Para o representante da Feam, no entanto, essa possibilidade de adiamento atrapalha o andamento dos processos porque afasta a urgência dos administradores municipais em se adequarem à legislação. “Essa discussão do Senado traz uma nova perspectiva e acaba tendo um efeito negativo”, diz Renato Brandão.

Mau exemplo em importantes cidades históricas

Ouro Preto, na região Central, uma das cidades mais importantes para o turismo de Minas, está entre os municípios que ainda não destinam o lixo adequadamente. Segundo o secretário de Meio Ambiente do local, Fausto Menezes de Castro, a falta de recursos e dificuldades no processo de licenciamento estão entre os motivos que levaram à extrapolação do prazo.

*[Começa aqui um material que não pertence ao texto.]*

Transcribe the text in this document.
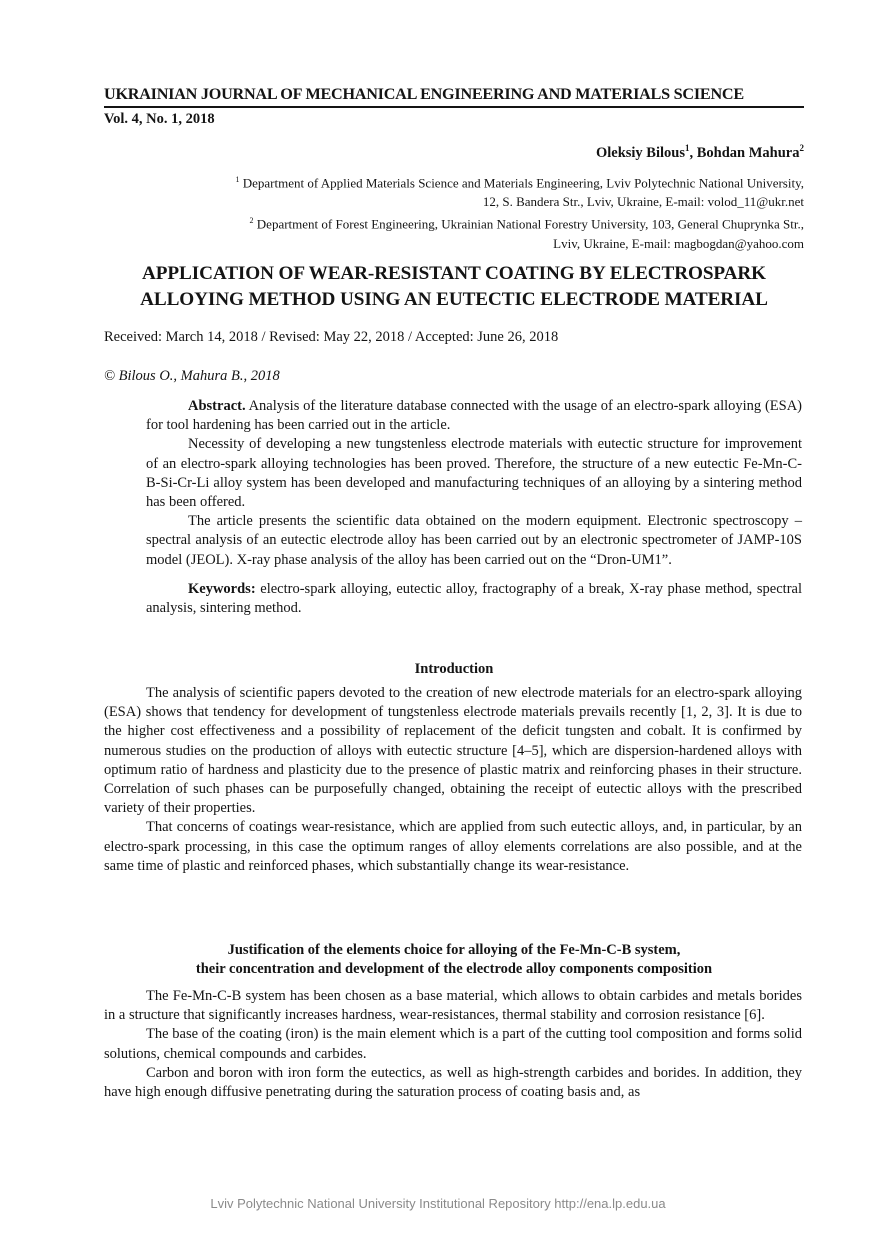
UKRAINIAN JOURNAL OF MECHANICAL ENGINEERING AND MATERIALS SCIENCE
Vol. 4, No. 1, 2018
Oleksiy Bilous$^1$, Bohdan Mahura$^2$
$^1$ Department of Applied Materials Science and Materials Engineering, Lviv Polytechnic National University,
12, S. Bandera Str., Lviv, Ukraine, E-mail: volod_11@ukr.net
$^2$ Department of Forest Engineering, Ukrainian National Forestry University, 103, General Chuprynka Str.,
Lviv, Ukraine, E-mail: magbogdan@yahoo.com
APPLICATION OF WEAR-RESISTANT COATING BY ELECTROSPARK
ALLOYING METHOD USING AN EUTECTIC ELECTRODE MATERIAL
Received: March 14, 2018 / Revised: May 22, 2018 / Accepted: June 26, 2018
© Bilous O., Mahura B., 2018

Abstract. Analysis of the literature database connected with the usage of an electro-spark alloying (ESA) for tool hardening has been carried out in the article.

Necessity of developing a new tungstenless electrode materials with eutectic structure for improvement of an electro-spark alloying technologies has been proved. Therefore, the structure of a new eutectic Fe-Mn-C-B-Si-Cr-Li alloy system has been developed and manufacturing techniques of an alloying by a sintering method has been offered.

The article presents the scientific data obtained on the modern equipment. Electronic spectroscopy – spectral analysis of an eutectic electrode alloy has been carried out by an electronic spectrometer of JAMP-10S model (JEOL). X-ray phase analysis of the alloy has been carried out on the “Dron-UM1”.

Keywords: electro-spark alloying, eutectic alloy, fractography of a break, X-ray phase method, spectral analysis, sintering method.

Introduction

The analysis of scientific papers devoted to the creation of new electrode materials for an electro-spark alloying (ESA) shows that tendency for development of tungstenless electrode materials prevails recently [1, 2, 3]. It is due to the higher cost effectiveness and a possibility of replacement of the deficit tungsten and cobalt. It is confirmed by numerous studies on the production of alloys with eutectic structure [4–5], which are dispersion-hardened alloys with optimum ratio of hardness and plasticity due to the presence of plastic matrix and reinforcing phases in their structure. Correlation of such phases can be purposefully changed, obtaining the receipt of eutectic alloys with the prescribed variety of their properties.

That concerns of coatings wear-resistance, which are applied from such eutectic alloys, and, in particular, by an electro-spark processing, in this case the optimum ranges of alloy elements correlations are also possible, and at the same time of plastic and reinforced phases, which substantially change its wear-resistance.

Justification of the elements choice for alloying of the Fe-Mn-C-B system,
their concentration and development of the electrode alloy components composition

The Fe-Mn-C-B system has been chosen as a base material, which allows to obtain carbides and metals borides in a structure that significantly increases hardness, wear-resistances, thermal stability and corrosion resistance [6].

The base of the coating (iron) is the main element which is a part of the cutting tool composition and forms solid solutions, chemical compounds and carbides.

Carbon and boron with iron form the eutectics, as well as high-strength carbides and borides. In addition, they have high enough diffusive penetrating during the saturation process of coating basis and, as

Lviv Polytechnic National University Institutional Repository http://ena.lp.edu.ua
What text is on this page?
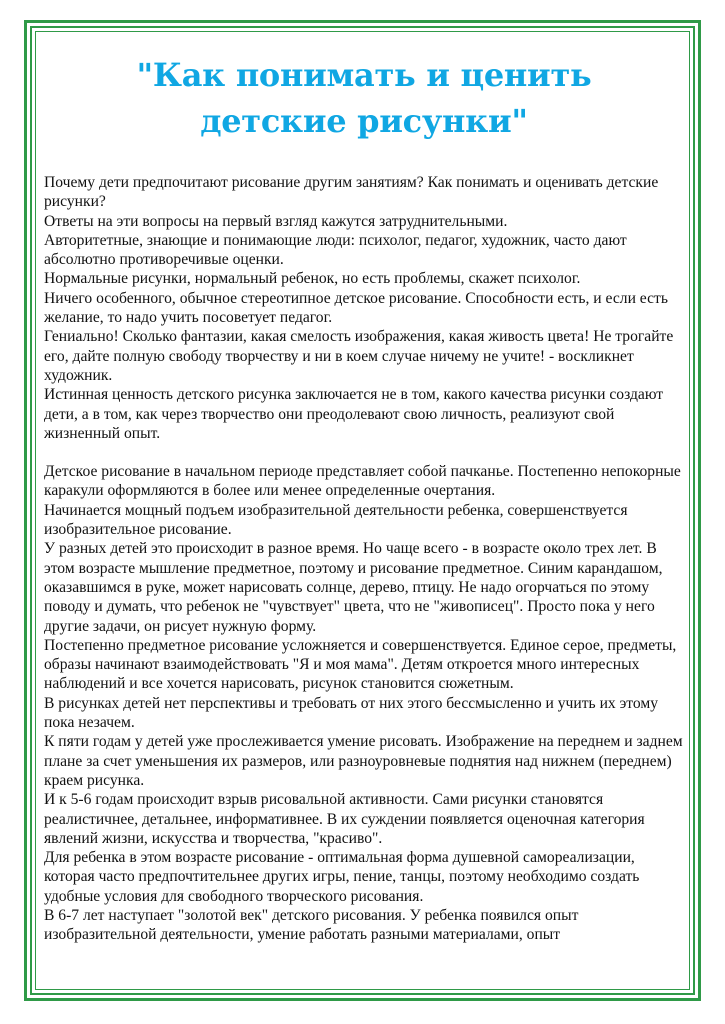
"Как понимать и ценить
детские рисунки"

Почему дети предпочитают рисование другим занятиям? Как понимать и оценивать детские рисунки?

Ответы на эти вопросы на первый взгляд кажутся затруднительными.

Авторитетные, знающие и понимающие люди: психолог, педагог, художник, часто дают абсолютно противоречивые оценки.

Нормальные рисунки, нормальный ребенок, но есть проблемы, скажет психолог.

Ничего особенного, обычное стереотипное детское рисование. Способности есть, и если есть желание, то надо учить посоветует педагог.

Гениально! Сколько фантазии, какая смелость изображения, какая живость цвета! Не трогайте его, дайте полную свободу творчеству и ни в коем случае ничему не учите! - воскликнет художник.

Истинная ценность детского рисунка заключается не в том, какого качества рисунки создают дети, а в том, как через творчество они преодолевают свою личность, реализуют свой жизненный опыт.

Детское рисование в начальном периоде представляет собой пачканье. Постепенно непокорные каракули оформляются в более или менее определенные очертания.

Начинается мощный подъем изобразительной деятельности ребенка, совершенствуется изобразительное рисование.

У разных детей это происходит в разное время. Но чаще всего - в возрасте около трех лет. В этом возрасте мышление предметное, поэтому и рисование предметное. Синим карандашом, оказавшимся в руке, может нарисовать солнце, дерево, птицу. Не надо огорчаться по этому поводу и думать, что ребенок не "чувствует" цвета, что не "живописец". Просто пока у него другие задачи, он рисует нужную форму.

Постепенно предметное рисование усложняется и совершенствуется. Единое серое, предметы, образы начинают взаимодействовать "Я и моя мама". Детям откроется много интересных наблюдений и все хочется нарисовать, рисунок становится сюжетным.

В рисунках детей нет перспективы и требовать от них этого бессмысленно и учить их этому пока незачем.

К пяти годам у детей уже прослеживается умение рисовать. Изображение на переднем и заднем плане за счет уменьшения их размеров, или разноуровневые поднятия над нижнем (переднем) краем рисунка.

И к 5-6 годам происходит взрыв рисовальной активности. Сами рисунки становятся реалистичнее, детальнее, информативнее. В их суждении появляется оценочная категория явлений жизни, искусства и творчества, "красиво".

Для ребенка в этом возрасте рисование - оптимальная форма душевной самореализации, которая часто предпочтительнее других игры, пение, танцы, поэтому необходимо создать удобные условия для свободного творческого рисования.

В 6-7 лет наступает "золотой век" детского рисования. У ребенка появился опыт изобразительной деятельности, умение работать разными материалами, опыт
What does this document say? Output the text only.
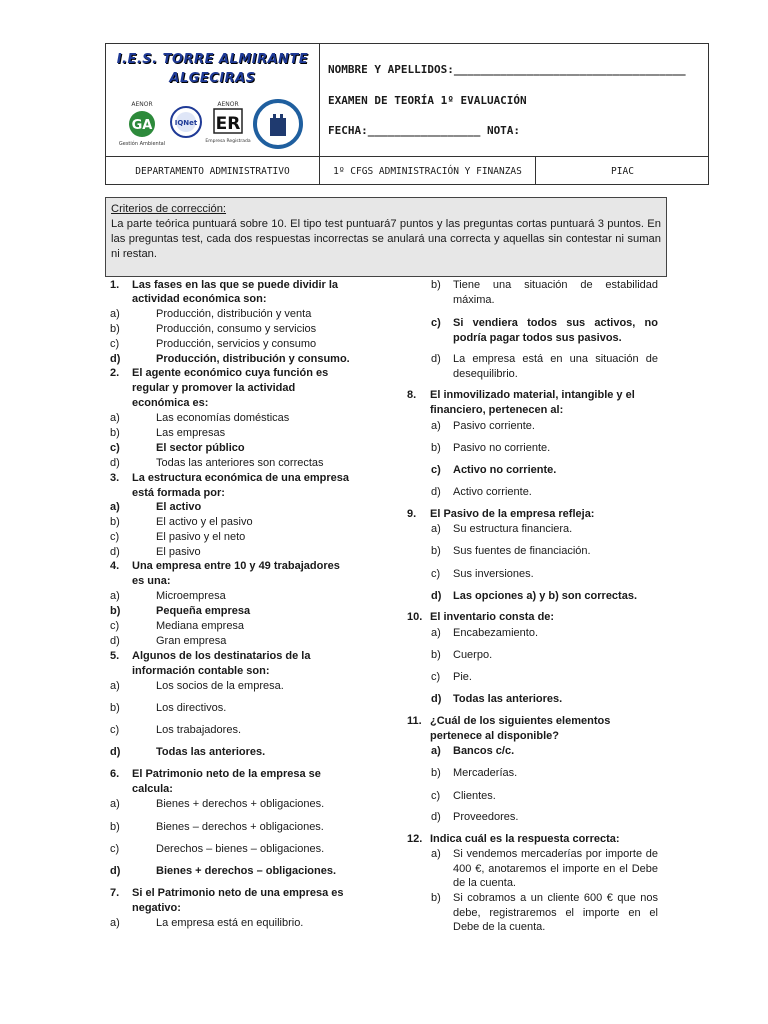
I.E.S. TORRE ALMIRANTE
ALGECIRAS
AENOR
GA
Gestión Ambiental
IQNet
AENOR
ER
Empresa Registrada
NOMBRE Y APELLIDOS:___________________________________
EXAMEN DE TEORÍA 1º EVALUACIÓN
FECHA:_________________ NOTA:
DEPARTAMENTO ADMINISTRATIVO	1º CFGS ADMINISTRACIÓN Y FINANZAS	PIAC
Criterios de corrección:
La parte teórica puntuará sobre 10. El tipo test puntuará7 puntos y las preguntas cortas puntuará 3 puntos. En las preguntas test, cada dos respuestas incorrectas se anulará una correcta y aquellas sin contestar ni suman ni restan.
1. Las fases en las que se puede dividir la
actividad económica son:
a)	Producción, distribución y venta
b)	Producción, consumo y servicios
c)	Producción, servicios y consumo
d)	Producción, distribución y consumo.
2. El agente económico cuya función es
regular y promover la actividad
económica es:
a)	Las economías domésticas
b)	Las empresas
c)	El sector público
d)	Todas las anteriores son correctas
3. La estructura económica de una empresa
está formada por:
a)	El activo
b)	El activo y el pasivo
c)	El pasivo y el neto
d)	El pasivo
4. Una empresa entre 10 y 49 trabajadores
es una:
a)	Microempresa
b)	Pequeña empresa
c)	Mediana empresa
d)	Gran empresa
5. Algunos de los destinatarios de la
información contable son:
a)	Los socios de la empresa.
b)	Los directivos.
c)	Los trabajadores.
d)	Todas las anteriores.
6. El Patrimonio neto de la empresa se
calcula:
a)	Bienes + derechos + obligaciones.
b)	Bienes – derechos + obligaciones.
c)	Derechos – bienes – obligaciones.
d)	Bienes + derechos – obligaciones.
7. Si el Patrimonio neto de una empresa es
negativo:
a)	La empresa está en equilibrio.
b) Tiene una situación de estabilidad máxima.
c) Si vendiera todos sus activos, no podría pagar todos sus pasivos.
d) La empresa está en una situación de desequilibrio.
8. El inmovilizado material, intangible y el
financiero, pertenecen al:
a) Pasivo corriente.
b) Pasivo no corriente.
c) Activo no corriente.
d) Activo corriente.
9. El Pasivo de la empresa refleja:
a) Su estructura financiera.
b) Sus fuentes de financiación.
c) Sus inversiones.
d) Las opciones a) y b) son correctas.
10. El inventario consta de:
a) Encabezamiento.
b) Cuerpo.
c) Pie.
d) Todas las anteriores.
11. ¿Cuál de los siguientes elementos
pertenece al disponible?
a) Bancos c/c.
b) Mercaderías.
c) Clientes.
d) Proveedores.
12. Indica cuál es la respuesta correcta:
a) Si vendemos mercaderías por importe de 400 €, anotaremos el importe en el Debe de la cuenta.
b) Si cobramos a un cliente 600 € que nos debe, registraremos el importe en el Debe de la cuenta.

De acordo com Castro, a cidade tem um aterro controlado às margens da MG-129, na saída de Ouro Preto para Ouro Branco, para onde são destinados 50 toneladas de resíduos sólidos gerados diariamente. O local deve ser transformado em uma usina de reciclagem, que tem previsão de entrar em operação no ano que vem.

“No período de um ano e meio, prevemos que o aterro vá ser desativado e 80% do espaço recuperado com mata de reflorestamento. Cerca de 50% do lixo recolhido em Ouro Preto é orgânico. A ideia é que ele seja processado e sirva de adubo para abastecer a agricultura familiar”, detalha o secretário de Meio Ambiente.

Ainda segundo Castro, a usina vai empregar 40 trabalhadores, priorizando aqueles ligados à associação de catadores. O objetivo é que sejam reciclados 92% de todo o lixo gerado.

Consórcio

São João del-Rei, também na região Central do Estado, está em situação semelhante. Segundo o superintendente de desenvolvimento urbano Paulo César José Giarola, o problema maior foi a falta de compromisso das gestões anteriores com o prazo. “Os administradores não cumpriram as etapas. Agora, o município não tem recurso suficiente para fazer isso do dia pra noite”, alega.

Giarola informou ainda que São João del-Rei, junto com outros 18 municípios vizinhos, formou um consórcio para construção de um aterro sanitário que irá receber o resíduo de todos. O trabalho ainda está incipiente e não há previsão de local nem data para a estrutura entrar em operação.

Entretanto, o superintendente garante que a cidade já evoluiu no tratamento das cerca de 90 toneladas de lixo geradas por dia. “Quando assumimos, tínhamos um lixão aberto, com penas um trator trabalhando. Nesta terça-feira (28) cercamos todo o local, o lixo é todo coberto e temos dois tratores. É praticamente um aterro controlado”.

Relaxamento

Na opinião do gestor, apesar de o município não ter conseguido cumprir o prazo para acabar com o lixão, ele não deve ser prorrogado, como pretende um projeto de lei em tramitação no Congresso. “Sinceramente, a prorrogação faz com que as prefeituras deixem para as próximas gestões. O Ministério Público tem que olhar quem está trabalhando e quem não estiver tem que ser punido”.